Quando attuare la disciplina nella Chiesa? E come affrontare il peccato?

 

La maggior parte della disciplina in una chiesa dovrebbe avvenire nelle normali relazioni dal lunedì al sabato. Questo non significa che in una chiesa le persone vadano in giro correggendosi a vicenda di continuo. Sarebbe terribile. Significa semplicemente che desideriamo una chiesa caratterizzata da persone affamate di devozione a Dio dove in genere i membri richiedono la correzione, senza nascondersi, perché vogliono crescere.

“Ehi Roberto, cosa ne pensi di come ho guidato quell’incontro? C’è qualcosa che avrei potuto fare meglio?”

“Simone, voglio che tu sappia che puoi sempre darmi consigli relativamente al mio matrimonio e di come pensi che io debba amare mia moglie. Il mio orgoglio non vorrebbe davvero chiedertelo, ma… hai osservazioni da farmi sul ruolo di genitore?”

Gli scrittori a volte fanno una distinzione tra disciplina formativa e disciplina correttiva. Per disciplina formativa s’intende l’insegnamento. Per disciplina correttiva si intende la correzione degli errori. Ma ovviamente le due cose vanno a braccetto. È difficile avere l’una senza l’altra. E nella vita della chiesa, la disciplina intesa come formazione e correzione dovrebbe essere una caratteristica non solo della domenica, ma anche degli altri giorni, dal lunedì al sabato. Si potrebbe dire che la disciplina è solo un altro modo di descrivere il processo del discepolato. Quando dovrebbero aver luogo il discepolato e la disciplina? Tutta la settimana. Ecco quando.

 

La domanda più complicata

Questa è la domanda più complicata: quand’è che si porta il processo di disciplina al livello successivo: dal primo livello al secondo o al terzo oppure dal secondo livello al terzo estendendolo a tutta la chiesa?

Qui non c’è una formula facile. Ogni caso va giudicato singolarmente. Ad esempio, ci sono state situazioni in cui i nostri anziani hanno visto la necessità di lavorare a lungo — e ci sono state altre situazioni in cui abbiamo lavorato per mesi o addirittura anni, senza mai decidere di portare il problema in questione al livello successivo.

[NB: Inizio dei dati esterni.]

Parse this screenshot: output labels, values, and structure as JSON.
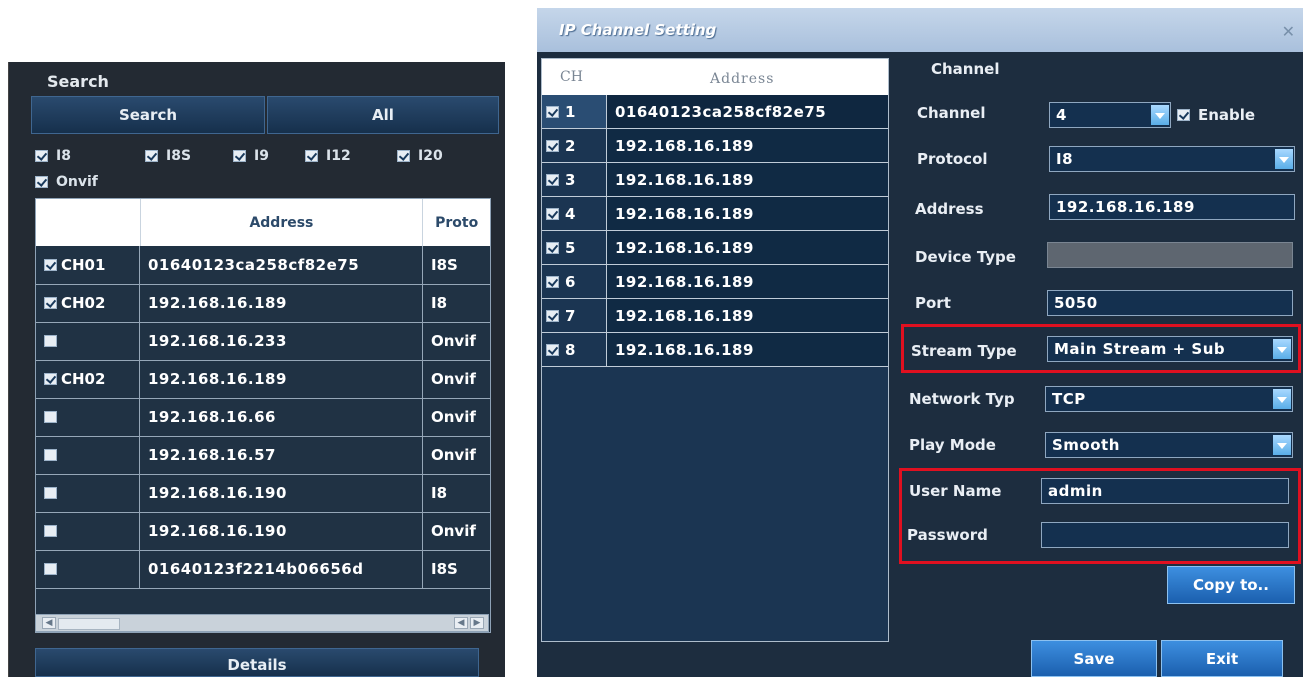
{
  "search_panel": {
    "title": "Search",
    "search_button": "Search",
    "all_button": "All",
    "protocol_filters": [
      {
        "label": "I8",
        "checked": true
      },
      {
        "label": "I8S",
        "checked": true
      },
      {
        "label": "I9",
        "checked": true
      },
      {
        "label": "I12",
        "checked": true
      },
      {
        "label": "I20",
        "checked": true
      },
      {
        "label": "Onvif",
        "checked": true
      }
    ],
    "table": {
      "columns": [
        "",
        "Address",
        "Proto"
      ],
      "rows": [
        {
          "checked": true,
          "ch": "CH01",
          "address": "01640123ca258cf82e75",
          "protocol": "I8S"
        },
        {
          "checked": true,
          "ch": "CH02",
          "address": "192.168.16.189",
          "protocol": "I8"
        },
        {
          "checked": false,
          "ch": "",
          "address": "192.168.16.233",
          "protocol": "Onvif"
        },
        {
          "checked": true,
          "ch": "CH02",
          "address": "192.168.16.189",
          "protocol": "Onvif"
        },
        {
          "checked": false,
          "ch": "",
          "address": "192.168.16.66",
          "protocol": "Onvif"
        },
        {
          "checked": false,
          "ch": "",
          "address": "192.168.16.57",
          "protocol": "Onvif"
        },
        {
          "checked": false,
          "ch": "",
          "address": "192.168.16.190",
          "protocol": "I8"
        },
        {
          "checked": false,
          "ch": "",
          "address": "192.168.16.190",
          "protocol": "Onvif"
        },
        {
          "checked": false,
          "ch": "",
          "address": "01640123f2214b06656d",
          "protocol": "I8S"
        }
      ]
    },
    "details_button": "Details"
  },
  "ip_channel_setting": {
    "title": "IP Channel Setting",
    "list": {
      "columns": [
        "CH",
        "Address"
      ],
      "rows": [
        {
          "ch": "1",
          "address": "01640123ca258cf82e75",
          "checked": true
        },
        {
          "ch": "2",
          "address": "192.168.16.189",
          "checked": true
        },
        {
          "ch": "3",
          "address": "192.168.16.189",
          "checked": true
        },
        {
          "ch": "4",
          "address": "192.168.16.189",
          "checked": true
        },
        {
          "ch": "5",
          "address": "192.168.16.189",
          "checked": true
        },
        {
          "ch": "6",
          "address": "192.168.16.189",
          "checked": true
        },
        {
          "ch": "7",
          "address": "192.168.16.189",
          "checked": true
        },
        {
          "ch": "8",
          "address": "192.168.16.189",
          "checked": true
        }
      ]
    },
    "form": {
      "group_title": "Channel",
      "channel_label": "Channel",
      "channel_value": "4",
      "enable_label": "Enable",
      "enable_checked": true,
      "protocol_label": "Protocol",
      "protocol_value": "I8",
      "address_label": "Address",
      "address_value": "192.168.16.189",
      "device_type_label": "Device Type",
      "device_type_value": "",
      "port_label": "Port",
      "port_value": "5050",
      "stream_type_label": "Stream Type",
      "stream_type_value": "Main Stream + Sub",
      "network_type_label": "Network Typ",
      "network_type_value": "TCP",
      "play_mode_label": "Play Mode",
      "play_mode_value": "Smooth",
      "user_name_label": "User Name",
      "user_name_value": "admin",
      "password_label": "Password",
      "password_value": ""
    },
    "copy_button": "Copy to..",
    "save_button": "Save",
    "exit_button": "Exit",
    "colors": {
      "highlight": "#e01020",
      "accent": "#3d8fe0"
    }
  }
}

Questo, il più delle volte, è il caso in cui le persone coinvolte collaborano per combattere il proprio peccato. Ricordo il nostro consiglio anziani che ha lavorato con una coppia sposata per quattro o cinque anni, un periodo così lungo che gli anziani che iniziarono il processo di consulenza alla coppia uscirono dal consiglio perché il loro mandato era scaduto. Poi i nuovi anziani che entrarono nel consiglio dovettero essere informati sulla situazione e questa transizione si verificò un paio di volte durante il periodo problematico della coppia. Nessuno di loro fu mai scomunicato pubblicamente.

 

 Una domanda leggermente più semplice

Qui abbiamo una domanda leggermente più semplice a cui rispondere, almeno in teoria: quali sono i peccati che giustificano un’esposizione pubblica e la scomunica? Per poter rispondere a questa domanda la generazione di scrittori a noi precedente, elencherebbe dei peccati come quelli in 1 Corinzi 5 e 6. “Ora, vi sto scrivendo non per associarmi a qualcuno che afferma di essere un credente, sessualmente immorale o avaro, un idolatra o uno che è offensivo verbalmente, un ubriaco o un truffatore” (1 Co. 5:11). Ma se ci limitiamo soltanto a quegli elenchi, significa che dovremmo scomunicare l’avaro e non l’amministratore disonesto? Il truffatore, ma non l’omicida o il pedofilo? Malversatori, omicidi, pedofili non sono mai citati in questo tipo di liste.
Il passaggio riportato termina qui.